Изменить размер шрифта - +
Худшее — это не только разбитые надежды; худшее пронизывает абсолютно все, как будто специально, чтобы причинять боль, наказывать, вызывать стыд. Какими бы безрадостными ни были мои прогнозы, жизнь все равно способна разыграть самую безжалостную карту и обрушить все — причем в тот самый момент, когда мы вроде бы вышли на чистую воду. Случилось это 26 апреля. Дату я никогда не перепутаю. Это годовщина папиной смерти.

Мы говорили про теннисный павильон, про то, что его давно пора подновить. «Подновить! — произнес ты. — Ты хочешь сказать — переделать от начала и до конца». Я никогда еще не слышал от тебя столь откровенной критики, а уж тем более чего-то, что бы не пресекало разговор, а приглашало к его продолжению. Я странным образом почему-то встал на защиту убогого нашего павильончика. Ты выслушал, а потом сказал: «Да, но когда у них в последний раз были бумажные полотенца в диспенсере — собственно, когда у них вообще был диспенсер?» А потом, после короткой паузы: «Про туалетную бумагу я вообще молчу».

На туалетной бумаге мы оба рассмеялись. Мне понравилась твоя шутливо-обиженная интонация. Я ошибочно считал тебя человеком без юмора. А ты вдруг взял и решил меня насмешить.

Удивившись, я только и сумел сказать:

— А я не думал, что ты вообще что-то замечаешь.

— Еще как замечаю.

Меня это напугало. Неужели ты говорил про меня?

— Я никогда не слышал, чтобы ты жаловался, — сказал я.

— Просто ты меня пока плохо знаешь.

Это мне страшно понравилось. Возможный двойной смысл этих слов, озорная интонация, подспудное обещание, что мы познакомимся ближе, реплика, которая запросто могла обратиться в ничто или, если подтолкнуть в верном направлении, завести нас именно туда, куда, как я надеялся, ты нас и направлял.

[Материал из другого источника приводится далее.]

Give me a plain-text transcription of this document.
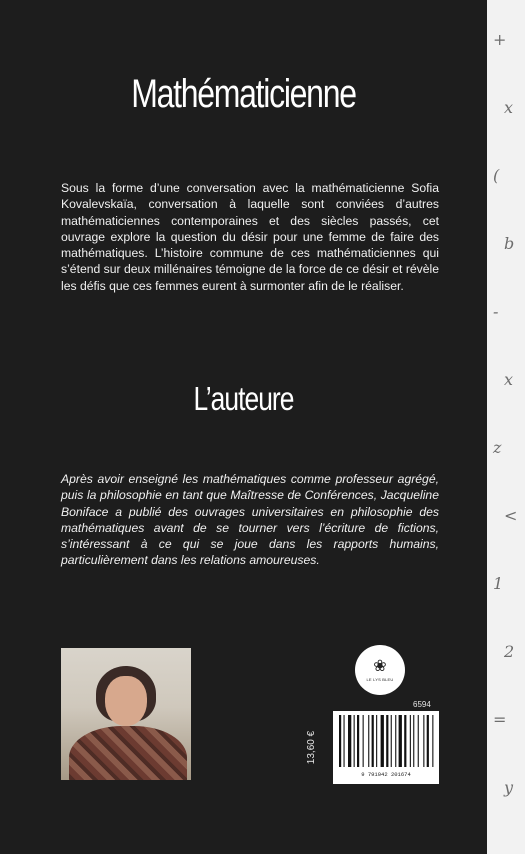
Mathématicienne
Sous la forme d’une conversation avec la mathématicienne Sofia Kovalevskaïa, conversation à laquelle sont conviées d’autres mathématiciennes contemporaines et des siècles passés, cet ouvrage explore la question du désir pour une femme de faire des mathématiques. L’histoire commune de ces mathématiciennes qui s’étend sur deux millénaires témoigne de la force de ce désir et révèle les défis que ces femmes eurent à surmonter afin de le réaliser.
L’auteure
Après avoir enseigné les mathématiques comme professeur agrégé, puis la philosophie en tant que Maîtresse de Conférences, Jacqueline Boniface a publié des ouvrages universitaires en philosophie des mathématiques avant de se tourner vers l’écriture de fictions, s’intéressant à ce qui se joue dans les rapports humains, particulièrement dans les relations amoureuses.
❀
LE LYS BLEU
6594
13,60 €
9 791042 201674
+
x
(
b
-
x
z
<
1
2
=
y
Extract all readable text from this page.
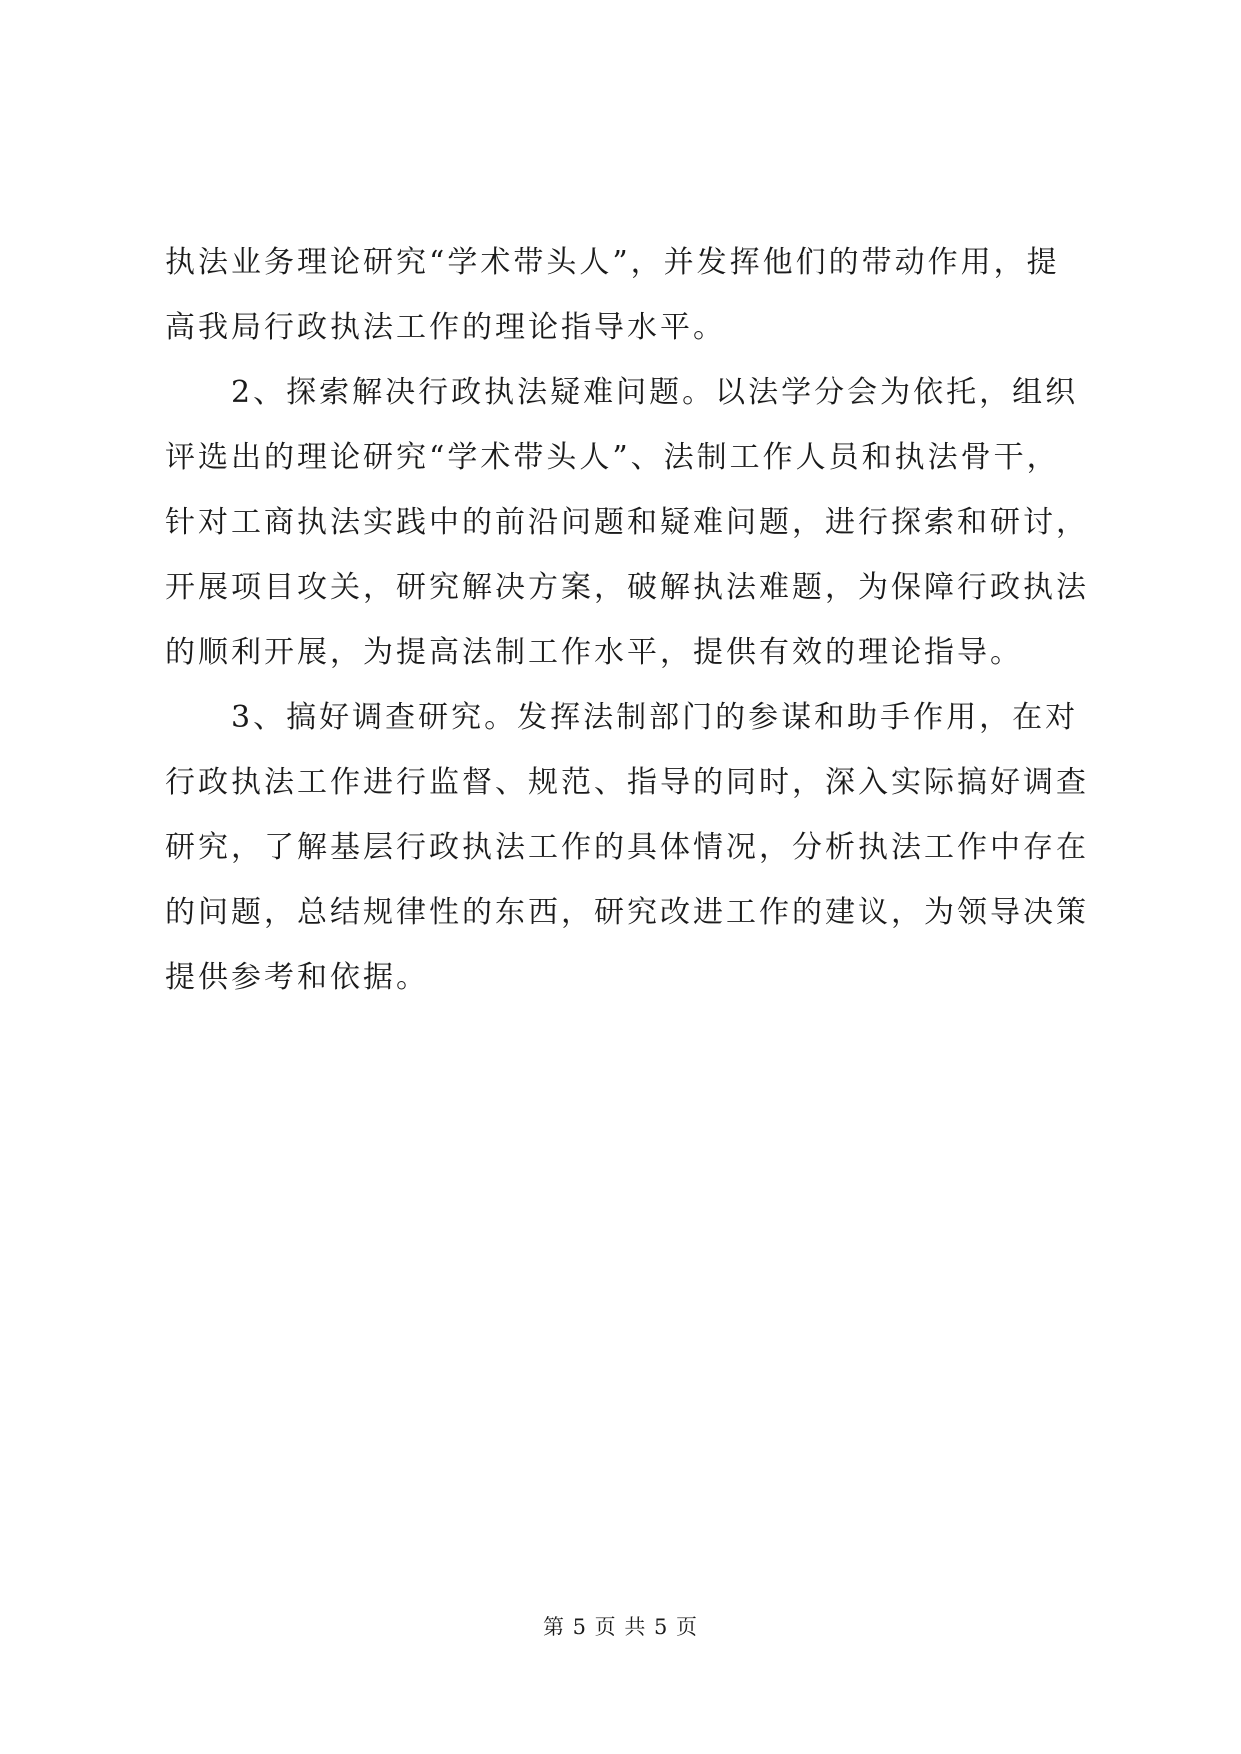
执法业务理论研究“学术带头人”，并发挥他们的带动作用，提
高我局行政执法工作的理论指导水平。
　　2、探索解决行政执法疑难问题。以法学分会为依托，组织
评选出的理论研究“学术带头人”、法制工作人员和执法骨干，
针对工商执法实践中的前沿问题和疑难问题，进行探索和研讨，
开展项目攻关，研究解决方案，破解执法难题，为保障行政执法
的顺利开展，为提高法制工作水平，提供有效的理论指导。
　　3、搞好调查研究。发挥法制部门的参谋和助手作用，在对
行政执法工作进行监督、规范、指导的同时，深入实际搞好调查
研究，了解基层行政执法工作的具体情况，分析执法工作中存在
的问题，总结规律性的东西，研究改进工作的建议，为领导决策
提供参考和依据。
第 5 页 共 5 页
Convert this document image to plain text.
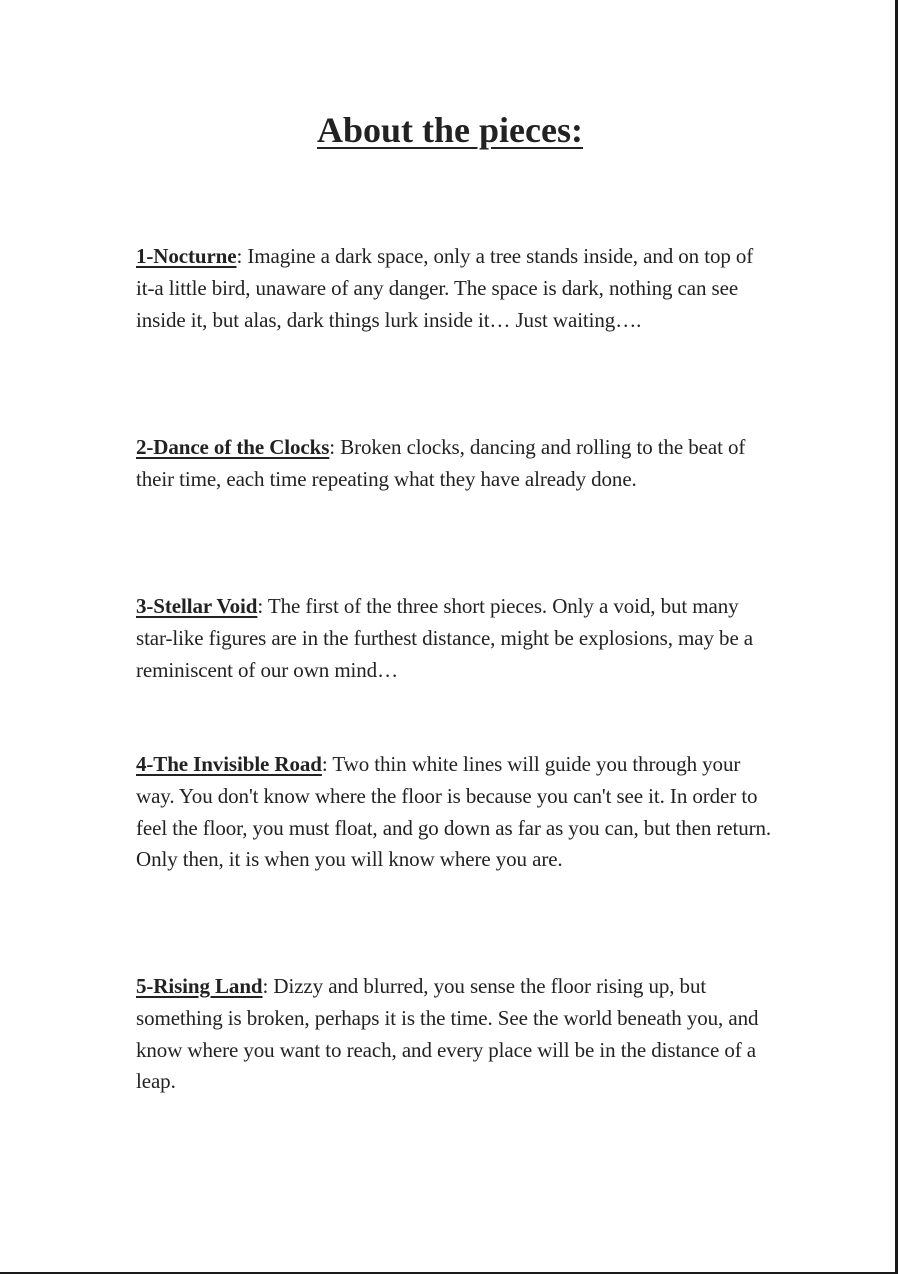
About the pieces:

1-Nocturne: Imagine a dark space, only a tree stands inside, and on top of it-a little bird, unaware of any danger. The space is dark, nothing can see inside it, but alas, dark things lurk inside it… Just waiting….

2-Dance of the Clocks: Broken clocks, dancing and rolling to the beat of their time, each time repeating what they have already done.

3-Stellar Void: The first of the three short pieces. Only a void, but many star-like figures are in the furthest distance, might be explosions, may be a reminiscent of our own mind…

4-The Invisible Road: Two thin white lines will guide you through your way. You don't know where the floor is because you can't see it. In order to feel the floor, you must float, and go down as far as you can, but then return. Only then, it is when you will know where you are.

5-Rising Land: Dizzy and blurred, you sense the floor rising up, but something is broken, perhaps it is the time. See the world beneath you, and know where you want to reach, and every place will be in the distance of a leap.
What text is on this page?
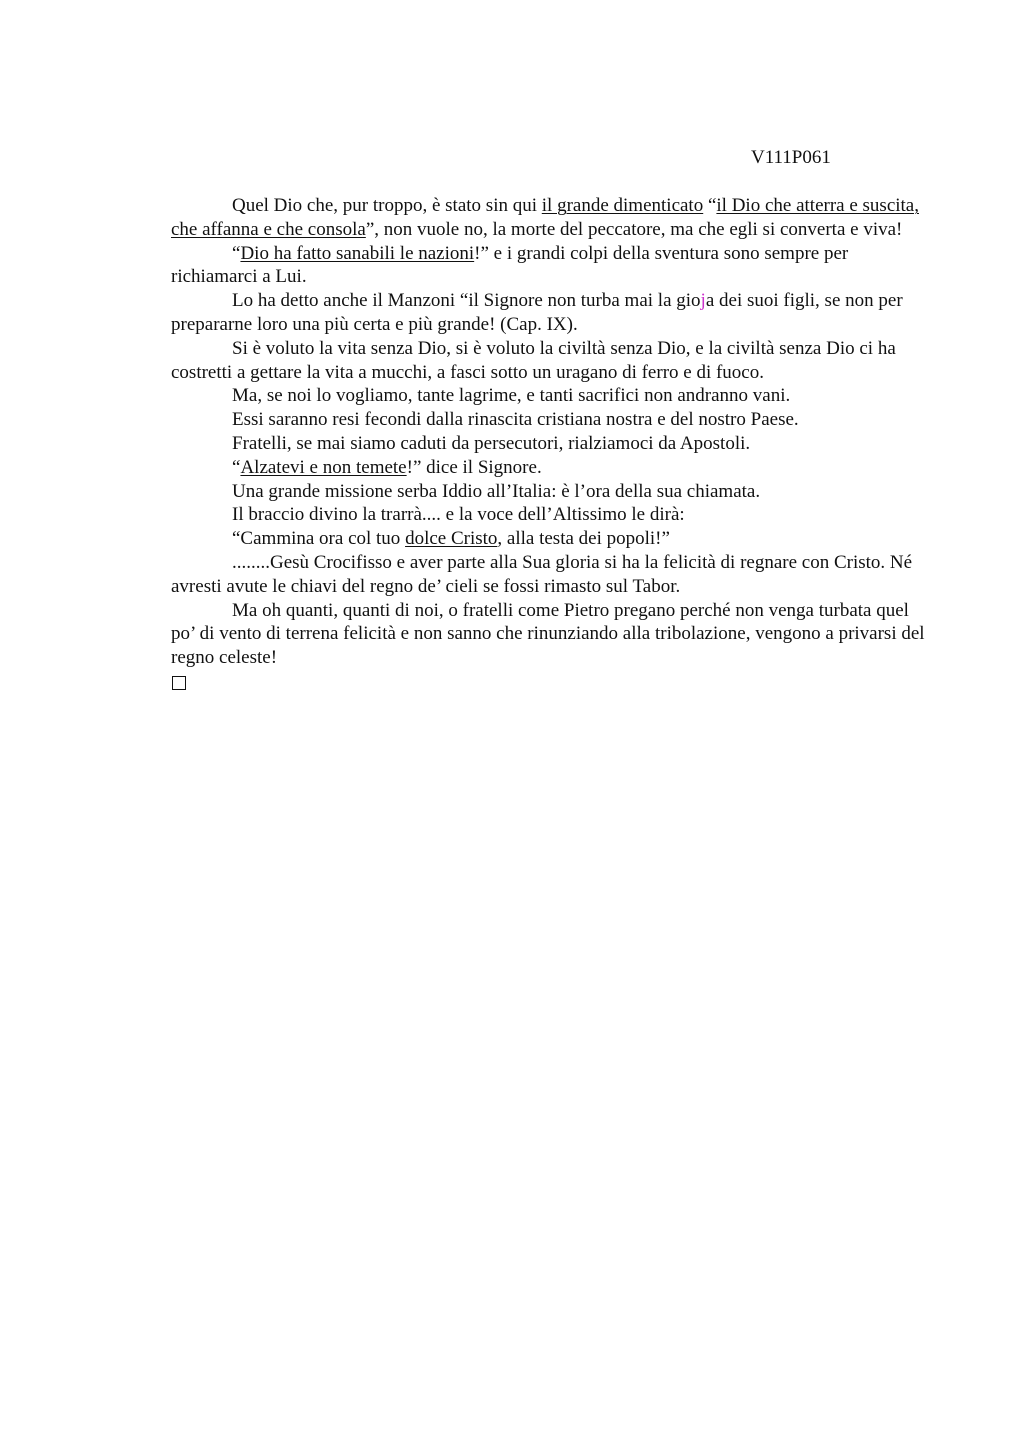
V111P061

Quel Dio che, pur troppo, è stato sin qui il grande dimenticato “il Dio che atterra e suscita, che affanna e che consola”, non vuole no, la morte del peccatore, ma che egli si converta e viva!

“Dio ha fatto sanabili le nazioni!” e i grandi colpi della sventura sono sempre per richiamarci a Lui.

Lo ha detto anche il Manzoni “il Signore non turba mai la gioja dei suoi figli, se non per prepararne loro una più certa e più grande! (Cap. IX).

Si è voluto la vita senza Dio, si è voluto la civiltà senza Dio, e la civiltà senza Dio ci ha costretti a gettare la vita a mucchi, a fasci sotto un uragano di ferro e di fuoco.

Ma, se noi lo vogliamo, tante lagrime, e tanti sacrifici non andranno vani.

Essi saranno resi fecondi dalla rinascita cristiana nostra e del nostro Paese.

Fratelli, se mai siamo caduti da persecutori, rialziamoci da Apostoli.

“Alzatevi e non temete!” dice il Signore.

Una grande missione serba Iddio all’Italia: è l’ora della sua chiamata.

Il braccio divino la trarrà.... e la voce dell’Altissimo le dirà:

“Cammina ora col tuo dolce Cristo, alla testa dei popoli!”

........Gesù Crocifisso e aver parte alla Sua gloria si ha la felicità di regnare con Cristo. Né avresti avute le chiavi del regno de’ cieli se fossi rimasto sul Tabor.

Ma oh quanti, quanti di noi, o fratelli come Pietro pregano perché non venga turbata quel po’ di vento di terrena felicità e non sanno che rinunziando alla tribolazione, vengono a privarsi del regno celeste!
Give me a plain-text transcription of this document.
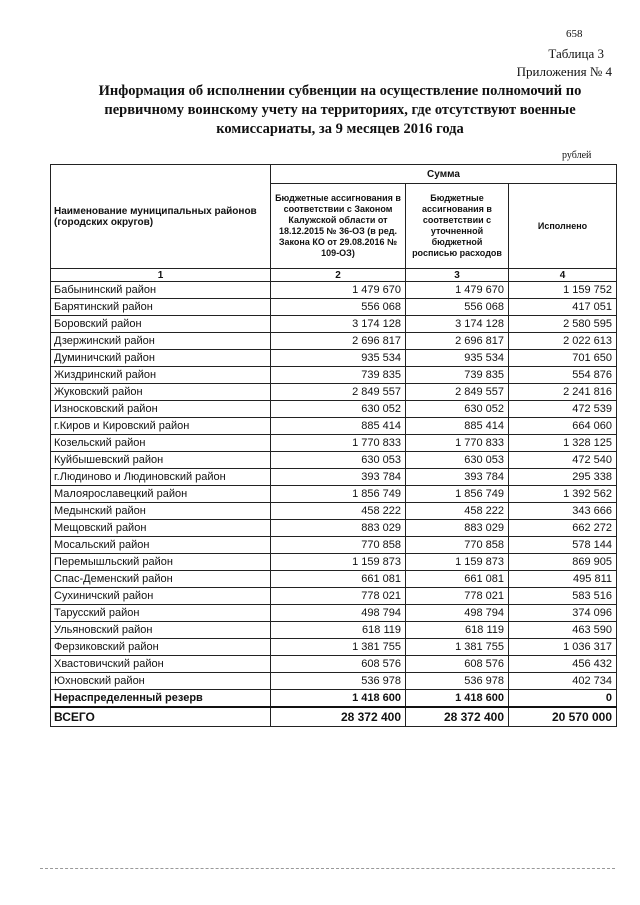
658
Таблица 3
Приложения № 4
Информация об исполнении субвенции на осуществление полномочий по первичному воинскому учету на территориях, где отсутствуют военные комиссариаты, за 9 месяцев 2016 года
рублей
Наименование муниципальных районов (городских округов)	Сумма		
	Бюджетные ассигнования в соответствии с Законом Калужской области от 18.12.2015 № 36-ОЗ (в ред. Закона КО от 29.08.2016 № 109-ОЗ)	Бюджетные ассигнования в соответствии с уточненной бюджетной росписью расходов	Исполнено
1	2	3	4
Бабынинский район	1 479 670	1 479 670	1 159 752
Барятинский район	556 068	556 068	417 051
Боровский район	3 174 128	3 174 128	2 580 595
Дзержинский район	2 696 817	2 696 817	2 022 613
Думиничский район	935 534	935 534	701 650
Жиздринский район	739 835	739 835	554 876
Жуковский район	2 849 557	2 849 557	2 241 816
Износковский район	630 052	630 052	472 539
г.Киров и Кировский район	885 414	885 414	664 060
Козельский район	1 770 833	1 770 833	1 328 125
Куйбышевский район	630 053	630 053	472 540
г.Людиново и Людиновский район	393 784	393 784	295 338
Малоярославецкий район	1 856 749	1 856 749	1 392 562
Медынский район	458 222	458 222	343 666
Мещовский район	883 029	883 029	662 272
Мосальский район	770 858	770 858	578 144
Перемышльский район	1 159 873	1 159 873	869 905
Спас-Деменский район	661 081	661 081	495 811
Сухиничский район	778 021	778 021	583 516
Тарусский район	498 794	498 794	374 096
Ульяновский район	618 119	618 119	463 590
Ферзиковский район	1 381 755	1 381 755	1 036 317
Хвастовичский район	608 576	608 576	456 432
Юхновский район	536 978	536 978	402 734
Нераспределенный резерв	1 418 600	1 418 600	0
ВСЕГО	28 372 400	28 372 400	20 570 000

Я напугался, напугался того, что ты сейчас скажешь, чтобы меня поправить, напугался, что понял тебя совершенно правильно.

До того разговоры наши ни к чему не вели. Я просто подворовывал у тебя клочки сведений в надежде слепить из них твой портрет: такие специальные художники составляют в полицейских участках. Я знал, что ты учился в Оберлине, что иногда поздно приходишь домой и после уроков в школе для отстающих в развитии можешь только одно — слушать сонаты Гайдна, потому что они тебя радуют и помогают успокоить нервы; однажды ты сказал, что потому же играешь в теннис каждое утро, иначе перенапрягаешься по ходу дня и начинаешь срываться на учениках.

Наш разговор о плачевном состоянии теннисного павильона развивался в нужную сторону. Мы ни разу еще столько не говорили. Мы даже повспоминали твои студенческие годы, как тяжело давались тебе рождественские каникулы, когда приходилось ехать домой, а над тобой тяготели ненаписанные рефераты, а кроме того — обещания привезти всем американским друзьям немецкие фруктовые пироги. «Штоллен», — произнес я. Я очень давно не выговаривал этого слова. Ты рассмеялся. Это вызвало у меня смех, а это вызвало смех у тебя. Тут я готов уже был выложить все карты на стол и предложить: «Давай на днях сходим выпьем», — разумеется, без всякого нажима.

Но тут — я как раз собирался сказать что-нибудь в таком духе — разрыв снаряда. Ты говорил про школы, профессии и в связи с этим произнес: «Мой партнер преподает классиков». Мне пришлось одернуть себя, чтобы не выложить, что в университете я изучал классическую литературу и перевел «Скотный двор» на классический греческий. Но это прозвучало бы невыносимо напыщенно — как будто я пытаюсь сравняться с твоим партнером. Тем не менее я попытался как-то обозначить себя как несостоявшегося ученого-классика — и тут до меня дошел смысл твоих слов. Речь шла не о партнере по теннису. Ты говорил о партнере по жизни. «Он пишет книгу о Фукидиде», — сказал ты.